Kişi yapacak bir şey bulamadığında, engellendiğinde veya soyutlandığında ulaşabildiği en kolay madde veya nesneye ulaşıyor. Bu sayede beynin ödül merkezi uyarılıyor.
Madde veya nesne kullanılmaya devam edildikçe ödül merkezi de uyarılmaya devam ediyor ve bir süre sonra tolerans gelişiyor.
Kişi bu aşamadan sonra kendini normal hissetmek için kullanıma devam ediyor ve bağımlılık durumu ortaya çıkıyor.
Bağımlılık kişinin aile ilişkilerini, sosyal yaşantısını ve kariyerini etkiliyor. Dolayısıyla kendine kapanma, yüzleşmekten kaçınma gibi durumlar oluşuyor.

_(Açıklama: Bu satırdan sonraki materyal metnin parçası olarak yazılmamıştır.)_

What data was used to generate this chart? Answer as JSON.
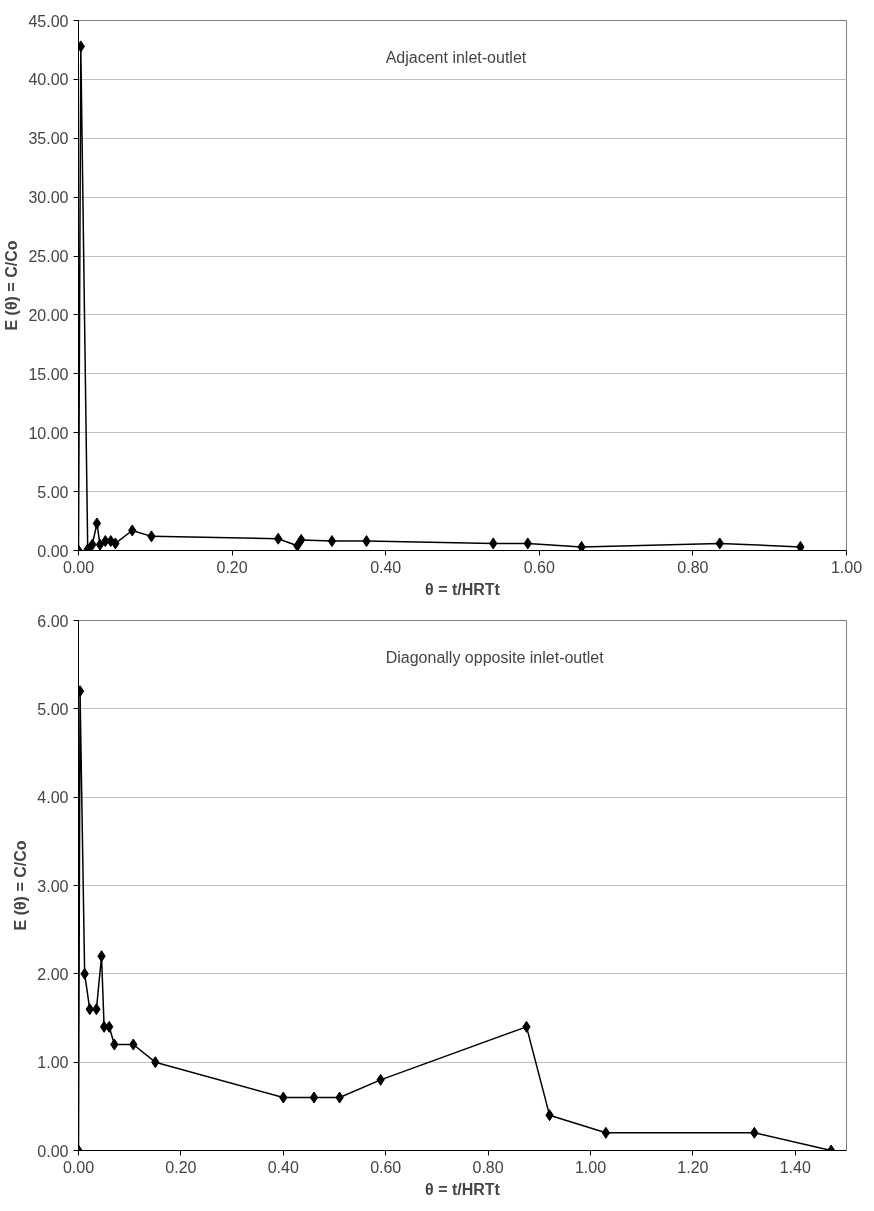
{
  "chart_data": [
    {
      "type": "line",
      "xlabel": "θ = t/HRTt",
      "ylabel": "E (θ) = C/Co",
      "annotations": [
        "Adjacent inlet-outlet"
      ],
      "marker": "diamond",
      "line_style": "solid",
      "grid": "y",
      "xlim": [
        0,
        1
      ],
      "xticks": [
        {
          "value": 0,
          "label": "0.00"
        },
        {
          "value": 0.2,
          "label": "0.20"
        },
        {
          "value": 0.4,
          "label": "0.40"
        },
        {
          "value": 0.6,
          "label": "0.60"
        },
        {
          "value": 0.8,
          "label": "0.80"
        },
        {
          "value": 1,
          "label": "1.00"
        }
      ],
      "ylim": [
        0,
        45
      ],
      "yticks": [
        {
          "value": 0,
          "label": "0.00"
        },
        {
          "value": 5,
          "label": "5.00"
        },
        {
          "value": 10,
          "label": "10.00"
        },
        {
          "value": 15,
          "label": "15.00"
        },
        {
          "value": 20,
          "label": "20.00"
        },
        {
          "value": 25,
          "label": "25.00"
        },
        {
          "value": 30,
          "label": "30.00"
        },
        {
          "value": 35,
          "label": "35.00"
        },
        {
          "value": 40,
          "label": "40.00"
        },
        {
          "value": 45,
          "label": "45.00"
        }
      ],
      "series": [
        {
          "color": "#000000",
          "x": [
            0.0,
            0.003,
            0.012,
            0.018,
            0.024,
            0.028,
            0.035,
            0.042,
            0.048,
            0.07,
            0.095,
            0.26,
            0.285,
            0.29,
            0.33,
            0.375,
            0.54,
            0.585,
            0.655,
            0.835,
            0.94
          ],
          "values": [
            0.0,
            42.8,
            0.1,
            0.5,
            2.3,
            0.5,
            0.8,
            0.8,
            0.6,
            1.7,
            1.2,
            1.0,
            0.4,
            0.9,
            0.8,
            0.8,
            0.6,
            0.6,
            0.3,
            0.6,
            0.3
          ]
        }
      ]
    },
    {
      "type": "line",
      "xlabel": "θ = t/HRTt",
      "ylabel": "E (θ) = C/Co",
      "annotations": [
        "Diagonally opposite inlet-outlet"
      ],
      "marker": "diamond",
      "line_style": "solid",
      "grid": "y",
      "xlim": [
        0,
        1.5
      ],
      "xticks": [
        {
          "value": 0,
          "label": "0.00"
        },
        {
          "value": 0.2,
          "label": "0.20"
        },
        {
          "value": 0.4,
          "label": "0.40"
        },
        {
          "value": 0.6,
          "label": "0.60"
        },
        {
          "value": 0.8,
          "label": "0.80"
        },
        {
          "value": 1.0,
          "label": "1.00"
        },
        {
          "value": 1.2,
          "label": "1.20"
        },
        {
          "value": 1.4,
          "label": "1.40"
        }
      ],
      "ylim": [
        0,
        6
      ],
      "yticks": [
        {
          "value": 0,
          "label": "0.00"
        },
        {
          "value": 1,
          "label": "1.00"
        },
        {
          "value": 2,
          "label": "2.00"
        },
        {
          "value": 3,
          "label": "3.00"
        },
        {
          "value": 4,
          "label": "4.00"
        },
        {
          "value": 5,
          "label": "5.00"
        },
        {
          "value": 6,
          "label": "6.00"
        }
      ],
      "series": [
        {
          "color": "#000000",
          "x": [
            0.0,
            0.003,
            0.012,
            0.022,
            0.035,
            0.045,
            0.05,
            0.06,
            0.07,
            0.107,
            0.15,
            0.4,
            0.46,
            0.51,
            0.59,
            0.875,
            0.92,
            1.03,
            1.32,
            1.47
          ],
          "values": [
            0.0,
            5.2,
            2.0,
            1.6,
            1.6,
            2.2,
            1.4,
            1.4,
            1.2,
            1.2,
            1.0,
            0.6,
            0.6,
            0.6,
            0.8,
            1.4,
            0.4,
            0.2,
            0.2,
            0.0
          ]
        }
      ]
    }
  ]
}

Kişi zamanının çoğunu tek başına geçirdiği için kendini mutlu edebilmek adına zamanının büyük bir bölümünü bilgisayar veya telefon başında harcıyor.
Bağımlılıkları Oyun, Telefon, İnternet ve Sosyal Medya olarak ayrı ayrı incelediğimizde hem bağımlılık hem de kullanıcı hakkında daha detaylı bilgiler veriyor.
Acı ama gerçek: Ebeveynler teknoloji bağımlılığına temel oluşturuyor
Ebeveynler bağımlılığa sebep nesneyi çocuklarına kendi elleriyle veriyor.
0–6 yaş temel gelişim döneminde çocuk için en güvenli varlık olan anne tarafından “oyalansın, ağlamasın, uyusun, yemek yesin” gerekçeleriyle çocuğunun önüne veya eline telefon-tablet verilmesi, çocuğunun zihnine bu cihazların güvenilir cihazlar olarak kodlanmasına sebep oluyor.
İlerleyen yıllarda özellikle de ders çalışma konusu öne sürülerek “bırak artık şu telefonu-tableti” söylemi çocuğun kafasında sorgulamaya neden oluyor. Çocuğun bu sorgulaması mantıklı bir açıklamayla giderilemediği takdirde çatışma ve itaatsizliğe dönüşüyor.
Araştırmalara göre sadece 1 dakika kitap okuyoruz
Küçük yaşlardan itibaren sınırsız ve kontrolsüz telefon, tablet, video ve oyun kullanımı çocuklarda ruhsal ve bedensel bir takım rahatsızlıkları ortaya çıkarıyor.
Her yıl yayınlanan Global Dijital Raporun 2017 yılı Türkiye verileri yayınlanıyor. Türkiye’de yüzde 13 artışla 54,33 milyon aktif internet kullanıcısı ve yüzde 6 artışla 51 milyon aktif sosyal medya kullanıcısı bulunuyor.
Ancak TÜİK 2017 raporuna bakıldığında günlük ortalama kitap okuma süresinin yalnızca 1 dakika olduğu göze çarpıyor.
Peki bu bağımlılıktan nasıl kurtulacağız? Telefon hep elimizde…
Diğer bağımlılık türlerinde çözüm süreci bireyi bağımlı olduğu maddeden tamamen uzaklaştırarak ve arındırarak ilerliyor.
Oyun, Telefon, İnternet ve Sosyal Medya Bağımlılığının çözümünde ve sonrasında kişiyi bağımlı olduğu nesneden tamamen uzaklaştırmak, çevresel şartlar yüzünden mümkün olamıyor.
Dolayısıyla Oyun, Telefon, İnternet ve Sosyal Medya Bağımlılığı, diğer bağımlılık türlerine nazaran çözümü handikaplı bir bağımlılık türü olarak öne çıkıyor.
Bu sebeple kişinin kendini ve çocuklarını Oyun, Telefon, İnternet ve Sosyal Medya Bağımlılığından korumanın çözüm aramaktan daha kolay ve mantıklı olacağını belirtiyor.
Psikolojik Danışman Furkan Zenuni’nin önerileri ise şöyle;
- Ailelerin çocuklarının zihinsel ve duygusal tatminlerini sağlamaları çok önemlidir.
- Çocuğun suni mutluluk kaynaklarına ihtiyacı kalmayacak şekilde yetiştirilmesine özen gösterilmelidir.
- Oyun, Telefon, İnternet ve Sosyal Medya kullanımı var olan çocuklar sistematik bir şekilde tüketen taraftan üreten tarafa yönlendirilmeli, ellerindeki teknolojik imkanları; öğrenmek, gelişmek ve üretmek için kullanmaya teşvik edilmelidir.
- Çocuğun kodlama öğrenmesi, program veya uygulama yazabilmesi, web tasarımı bilmesi ona ileride hangi mesleği yaparsa yapsın başarı getirecektir.